6 - A nova aproximação entre religião e ciências deve ser considerada no diálogo do cristianismo com a sociedade. O reconhecimento de suas competências e campos específicos de suas contribuições para o bem-estar humano permite, hoje, ressalvadas exceções, em novo patamar de relacionamento. Ou seja, é possível estabelecer relação correta entre o que cremos e o que sabemos. Por outro lado, o mundo não se constitui apenas de fatos, matéria prima das ciências.

   O mundo é constituído, também, de conhecimento, opiniões, convicções, padrões de comportamento e de crença.

 Igualmente, nossa percepção do mundo e a busca por dar sentido à existência e à história baseiam-se em legados das gerações que nos precederam. Por sua vez, essas heranças fundamentam-se nas dinâmicas tradições do cristianismo, na cultura, nos costumes e em outras construções sociais. A verdade da religião é um "a priori em relação a uma visão científica do mundo"; a fé "nasce num ponto da existência humana que é anterior ao ponto de partida da reflexão científica". A "imagem de mundo" construída pelas ciências não pode avocar a si o julgamento da fé; as ciências, devidamente enquadradas, não se contrapõem à fé. No caso de conflito é necessária a autocrítica. Além de tudo, "prozac e drogas semelhantes" não são capazes de acalmar a "noite tenebrosa da alma".

 7 - A atual supremacia da competição e da comercialização disseminada na aldeia globalizada se instalou, igualmente, no interior de igrejas alinhadas com o cristianismo.  

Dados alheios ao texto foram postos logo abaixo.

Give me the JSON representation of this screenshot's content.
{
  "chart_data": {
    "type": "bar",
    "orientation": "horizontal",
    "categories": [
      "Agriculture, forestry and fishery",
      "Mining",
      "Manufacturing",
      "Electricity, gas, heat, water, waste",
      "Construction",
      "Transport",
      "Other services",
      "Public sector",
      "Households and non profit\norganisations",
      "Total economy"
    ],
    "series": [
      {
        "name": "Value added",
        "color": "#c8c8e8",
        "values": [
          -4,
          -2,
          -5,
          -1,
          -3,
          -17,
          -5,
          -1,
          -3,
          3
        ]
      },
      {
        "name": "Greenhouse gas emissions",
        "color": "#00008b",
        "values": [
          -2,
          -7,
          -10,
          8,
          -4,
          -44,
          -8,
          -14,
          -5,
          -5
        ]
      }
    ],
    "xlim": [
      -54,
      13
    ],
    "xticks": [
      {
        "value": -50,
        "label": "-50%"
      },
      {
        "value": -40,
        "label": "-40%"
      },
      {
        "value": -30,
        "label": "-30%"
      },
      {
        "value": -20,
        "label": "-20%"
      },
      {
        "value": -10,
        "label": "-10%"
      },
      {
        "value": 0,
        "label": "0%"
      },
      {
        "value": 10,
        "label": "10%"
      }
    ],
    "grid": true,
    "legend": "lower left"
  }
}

É fator ponderável que ergue barreiras para a credibilidade da Igreja, na recepção pelo mundo contemporâneo da mensagem cristã. Ademais, a competição aninha sentimentos de superioridade, de arrogância e conseqüente rigidez doutrinária, acobertada por "argumentos" de "pureza da fé", de "defesa dos autênticos valores cristãos". Acompanham-na atitudes de desapreço e até mesmo de exclusão de outras igrejas e grupos de pessoas que não partilham as mesmas ênfases teológicas.

Concluindo, o fascínio que a vocação pastoral exerce sobre muitos de nós e sua abrangência muito além dos limites institucionais tradicionais é o que nos leva a submeter essas anotações a colegas, a leitoras e leitores interessados na missão da Igreja na atualidade. Outros caminhos vão se abrindo à medida que interagimos em resposta aos desafios desses "sombrios" tempos atuais. O diálogo com a sociedade é, também, expressão de nosso compromisso com o Evangelho que nos convoca: "Vós sois a luz do mundo. Não se pode esconder a cidade edificada sobre um monte; nem se acende uma candeia para colocá-la debaixo do alqueire, mas no velador, e alumia a todos os que se encontram na casa" (Mateus 5.14-15).

 

Rev.Ronaldo Sathler-Rosa

Professor da Faculdade de Teologia e da Pós-Graduação em Ciências da Religião da UMESP. Adaptado de "A nova cidadania do cristianismo: da tutela à imersão", artigo de Ronaldo Sathler-Rosa, publicado em Estudos de Religião, 32, 2007.